Featured trade ideas

UNH Chart
  • UNH: The weekly candle indicates that it is maintaining momentum above the trendline. If the broader market experiences high volatility, UNH tends to move higher, and the first half of October is typically a strong month for UNH.
COST Chart
  • COST: The weekly candle shows that it is currently below the trendline. However, Costco usually does not remain below the trendline for long. We expect it to recover towards the trendline within a month.
WMT Chart
  • WMT: The weekly candle indicates that it is building momentum and staying above the trendline. Similar to Costco, Walmart also tends to perform well in October.
PLTR Chart
  • PLTR: The weekly candle suggests that it is building momentum and remaining above the trendline. It is one of the leaders in AI and data science. The technical indicators are excellent, and following its addition to the S&P, it is expected to show resilience. However, October is typically not a great month for technology stocks, so proceed with caution. Nevertheless, we strongly believe it could reach between 45 and 48 by year-end.
FTV Chart
  • FTV: The weekly candle indicates that it is breaking out above the trendline. However, being in the chip business and leveraging the AI boom, its performance could be affected by any news related to tariffs from China. Our quant model predicts it could reach between 83 and 85 before retracing.
COIN Chart
  • COIN: The weekly candle indicates that it is consolidating below the trendline. Its performance is directly correlated with Bitcoin (BTC). Recent announcements from Yellen regarding a windfall tax on Bitcoin may impact its performance. However, our quant model expects it to move closer to the trendline within the next month.
LLY Chart
  • LLY: The weekly candle indicates that it is dipping below the trendline. However, it usually does not stay below the trendline for long, so we expect a significant green candle in the coming month. Additionally, our quant model predicts that it could become the first trillion-dollar market cap company in the pharma sector by next year. Keep a close watch on this stock.
XOM Chart
  • XOM: The weekly candle shows that it is also below the trendline. Due to geopolitical tensions, it is receiving support; otherwise, the price would likely approach pre-COVID levels. Our quant model predicts it will retrace to test levels around 112 and then 110. We expect it to consolidate around 110 over the next 2 to 3 weeks.
CMG Chart
  • CMG: The weekly candle indicates that it has been hovering below the trendline for quite some time. Since the CEO moved to Starbucks, it has struggled to recover. However, according to our quant model, it is time for CMG to resume its uptrend towards the trendline. A rate cut by the Fed would greatly benefit companies like CMG, and any easing of inflation would positively impact its EPS. Therefore, we expect CMG to move towards the range of 58 to 60 soon.

🔥 Featured Trade Idea: SPY 🔥

Rationale: Our AI quant model expects SPY to remain volatile, with the potential to test levels of 565 and 556 within the next month. Caution is advised, as inflation and payroll data remain key concerns.

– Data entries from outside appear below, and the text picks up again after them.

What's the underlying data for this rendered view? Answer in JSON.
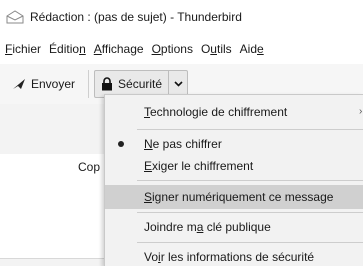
{
  "window": {
    "title": "Rédaction : (pas de sujet) - Thunderbird"
  },
  "menubar": {
    "items": [
      {
        "pre": "",
        "key": "F",
        "post": "ichier"
      },
      {
        "pre": "Éditio",
        "key": "n",
        "post": ""
      },
      {
        "pre": "",
        "key": "A",
        "post": "ffichage"
      },
      {
        "pre": "",
        "key": "O",
        "post": "ptions"
      },
      {
        "pre": "O",
        "key": "u",
        "post": "tils"
      },
      {
        "pre": "Aid",
        "key": "e",
        "post": ""
      }
    ]
  },
  "toolbar": {
    "send_label": "Envoyer",
    "security_label": "Sécurité"
  },
  "compose": {
    "partial_label": "Cop"
  },
  "security_menu": {
    "items": [
      {
        "pre": "",
        "key": "T",
        "post": "echnologie de chiffrement"
      },
      {
        "pre": "",
        "key": "N",
        "post": "e pas chiffrer"
      },
      {
        "pre": "",
        "key": "E",
        "post": "xiger le chiffrement"
      },
      {
        "pre": "",
        "key": "S",
        "post": "igner numériquement ce message"
      },
      {
        "pre": "Joindre m",
        "key": "a",
        "post": " clé publique"
      },
      {
        "pre": "Vo",
        "key": "i",
        "post": "r les informations de sécurité"
      }
    ],
    "checked_item": "Ne pas chiffrer",
    "highlighted_item": "Signer numériquement ce message"
  },
  "icons": {
    "app": "compose-window-icon",
    "send": "send-arrow-icon",
    "security": "lock-icon",
    "dropdown": "chevron-down-icon",
    "radio": "radio-bullet-icon",
    "submenu": "submenu-arrow-icon"
  }
}
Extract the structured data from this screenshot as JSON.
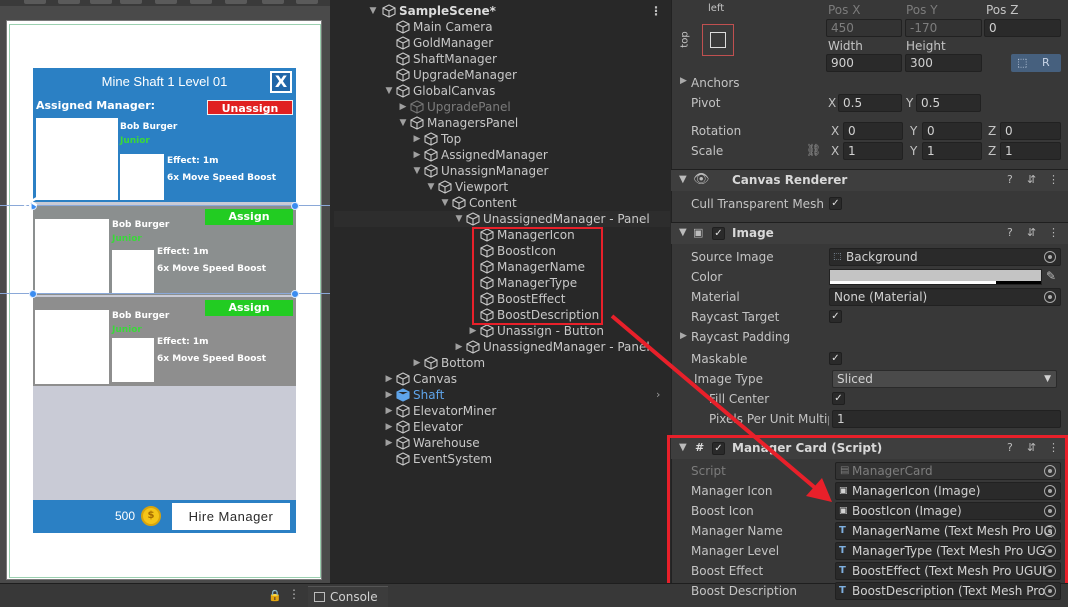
{
  "game": {
    "panel_title": "Mine Shaft 1 Level 01",
    "close_label": "X",
    "assigned_label": "Assigned Manager:",
    "unassign_label": "Unassign",
    "assign_label": "Assign",
    "manager_name": "Bob Burger",
    "manager_type": "Junior",
    "effect": "Effect: 1m",
    "description": "6x Move Speed Boost",
    "money": "500",
    "hire_label": "Hire Manager"
  },
  "bottom": {
    "console_label": "Console"
  },
  "hierarchy": {
    "rows": [
      {
        "label": "SampleScene*",
        "indent": 0,
        "style": "bold",
        "arrow": "▼",
        "icon": "unity"
      },
      {
        "label": "Main Camera",
        "indent": 1,
        "arrow": ""
      },
      {
        "label": "GoldManager",
        "indent": 1,
        "arrow": ""
      },
      {
        "label": "ShaftManager",
        "indent": 1,
        "arrow": ""
      },
      {
        "label": "UpgradeManager",
        "indent": 1,
        "arrow": ""
      },
      {
        "label": "GlobalCanvas",
        "indent": 1,
        "arrow": "▼"
      },
      {
        "label": "UpgradePanel",
        "indent": 2,
        "arrow": "▶",
        "style": "dim"
      },
      {
        "label": "ManagersPanel",
        "indent": 2,
        "arrow": "▼"
      },
      {
        "label": "Top",
        "indent": 3,
        "arrow": "▶"
      },
      {
        "label": "AssignedManager",
        "indent": 3,
        "arrow": "▶"
      },
      {
        "label": "UnassignManager",
        "indent": 3,
        "arrow": "▼"
      },
      {
        "label": "Viewport",
        "indent": 4,
        "arrow": "▼"
      },
      {
        "label": "Content",
        "indent": 5,
        "arrow": "▼"
      },
      {
        "label": "UnassignedManager - Panel",
        "indent": 6,
        "arrow": "▼",
        "selected": true
      },
      {
        "label": "ManagerIcon",
        "indent": 7,
        "arrow": ""
      },
      {
        "label": "BoostIcon",
        "indent": 7,
        "arrow": ""
      },
      {
        "label": "ManagerName",
        "indent": 7,
        "arrow": ""
      },
      {
        "label": "ManagerType",
        "indent": 7,
        "arrow": ""
      },
      {
        "label": "BoostEffect",
        "indent": 7,
        "arrow": ""
      },
      {
        "label": "BoostDescription",
        "indent": 7,
        "arrow": ""
      },
      {
        "label": "Unassign - Button",
        "indent": 7,
        "arrow": "▶"
      },
      {
        "label": "UnassignedManager - Panel",
        "indent": 6,
        "arrow": "▶"
      },
      {
        "label": "Bottom",
        "indent": 3,
        "arrow": "▶"
      },
      {
        "label": "Canvas",
        "indent": 1,
        "arrow": "▶"
      },
      {
        "label": "Shaft",
        "indent": 1,
        "arrow": "▶",
        "style": "blue"
      },
      {
        "label": "ElevatorMiner",
        "indent": 1,
        "arrow": "▶"
      },
      {
        "label": "Elevator",
        "indent": 1,
        "arrow": "▶"
      },
      {
        "label": "Warehouse",
        "indent": 1,
        "arrow": "▶"
      },
      {
        "label": "EventSystem",
        "indent": 1,
        "arrow": ""
      }
    ]
  },
  "inspector": {
    "anchor_left": "left",
    "anchor_top": "top",
    "pos_x_label": "Pos X",
    "pos_y_label": "Pos Y",
    "pos_z_label": "Pos Z",
    "pos_x": "450",
    "pos_y": "-170",
    "pos_z": "0",
    "width_label": "Width",
    "height_label": "Height",
    "width": "900",
    "height": "300",
    "blueprint_r": "R",
    "anchors_label": "Anchors",
    "pivot_label": "Pivot",
    "pivot_x": "0.5",
    "pivot_y": "0.5",
    "rotation_label": "Rotation",
    "rot_x": "0",
    "rot_y": "0",
    "rot_z": "0",
    "scale_label": "Scale",
    "scale_x": "1",
    "scale_y": "1",
    "scale_z": "1",
    "x": "X",
    "y": "Y",
    "z": "Z",
    "canvas_renderer_title": "Canvas Renderer",
    "cull_label": "Cull Transparent Mesh",
    "image_title": "Image",
    "source_image_label": "Source Image",
    "source_image": "Background",
    "color_label": "Color",
    "material_label": "Material",
    "material": "None (Material)",
    "raycast_target_label": "Raycast Target",
    "raycast_padding_label": "Raycast Padding",
    "maskable_label": "Maskable",
    "image_type_label": "Image Type",
    "image_type": "Sliced",
    "fill_center_label": "Fill Center",
    "ppu_label": "Pixels Per Unit Multipl",
    "ppu": "1",
    "script_title": "Manager Card (Script)",
    "script_label": "Script",
    "script_value": "ManagerCard",
    "manager_icon_label": "Manager Icon",
    "manager_icon_value": "ManagerIcon (Image)",
    "boost_icon_label": "Boost Icon",
    "boost_icon_value": "BoostIcon (Image)",
    "manager_name_label": "Manager Name",
    "manager_name_value": "ManagerName (Text Mesh Pro UG",
    "manager_level_label": "Manager Level",
    "manager_level_value": "ManagerType (Text Mesh Pro UG",
    "boost_effect_label": "Boost Effect",
    "boost_effect_value": "BoostEffect (Text Mesh Pro UGUI",
    "boost_desc_label": "Boost Description",
    "boost_desc_value": "BoostDescription (Text Mesh Pro"
  },
  "colors": {
    "panel_blue": "#2b80c4",
    "assign_green": "#22cc22",
    "unassign_red": "#e02020",
    "annotation_red": "#e8202a"
  }
}
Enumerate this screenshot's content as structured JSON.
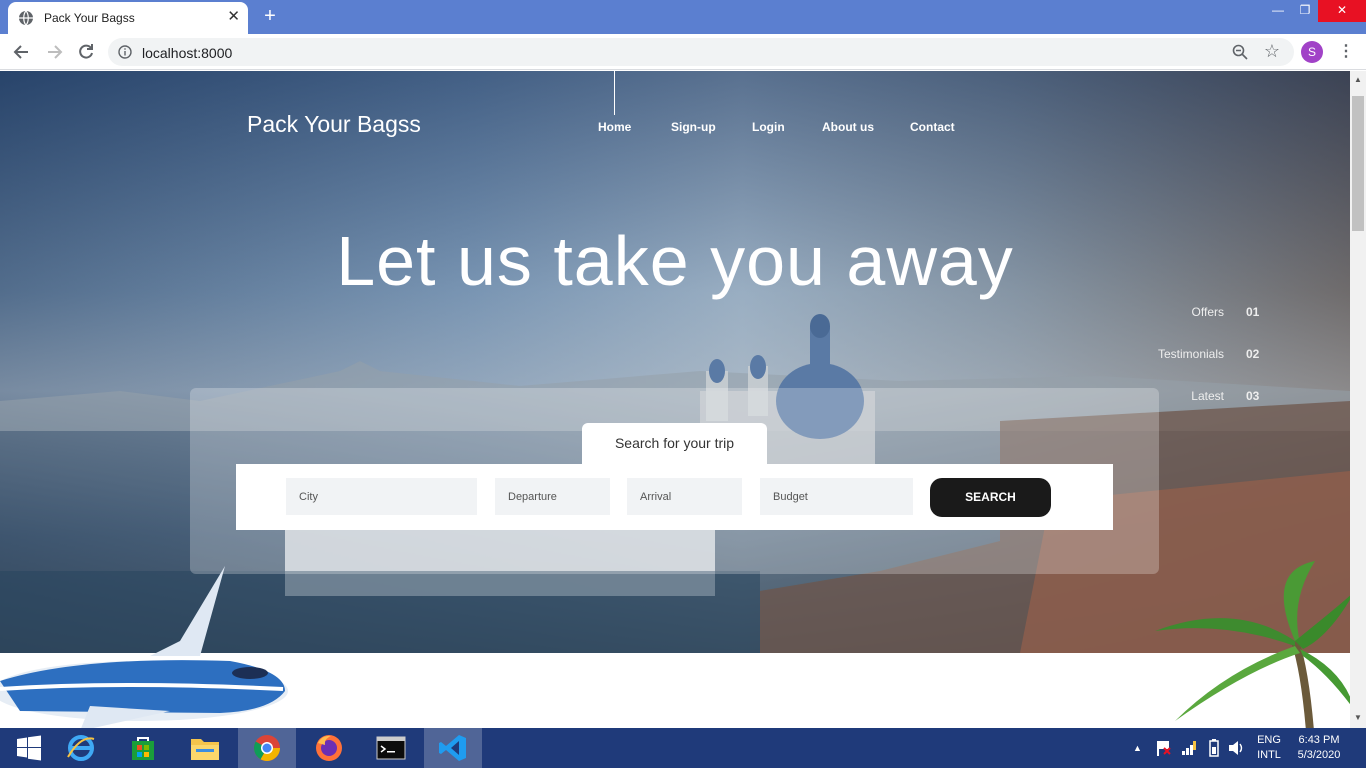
{
  "browser": {
    "tab_title": "Pack Your Bagss",
    "url": "localhost:8000",
    "profile_initial": "S"
  },
  "site": {
    "brand": "Pack Your Bagss",
    "nav": [
      "Home",
      "Sign-up",
      "Login",
      "About us",
      "Contact"
    ],
    "headline": "Let us take you away",
    "side_links": [
      {
        "label": "Offers",
        "num": "01"
      },
      {
        "label": "Testimonials",
        "num": "02"
      },
      {
        "label": "Latest",
        "num": "03"
      }
    ],
    "search": {
      "tab_label": "Search for your trip",
      "city": "City",
      "departure": "Departure",
      "arrival": "Arrival",
      "budget": "Budget",
      "button": "SEARCH"
    }
  },
  "taskbar": {
    "lang_top": "ENG",
    "lang_bottom": "INTL",
    "time": "6:43 PM",
    "date": "5/3/2020"
  },
  "colors": {
    "tab_strip": "#5b7fd0",
    "taskbar": "#1f3a7a",
    "search_button": "#1a1a1a",
    "avatar": "#a142c7"
  }
}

💡 Trading Tip of the Week: Using the "Iron Condor" Strategy for Market Consolidation 💡

Consider using an "Iron Condor" strategy when the market is expected to trade in a range. This options strategy involves selling both a call and a put at different strike prices while also buying a call and a put at more distant strikes to limit risk. This setup allows you to profit from low volatility, which could be useful in periods of market consolidation, like the one we may currently be seeing.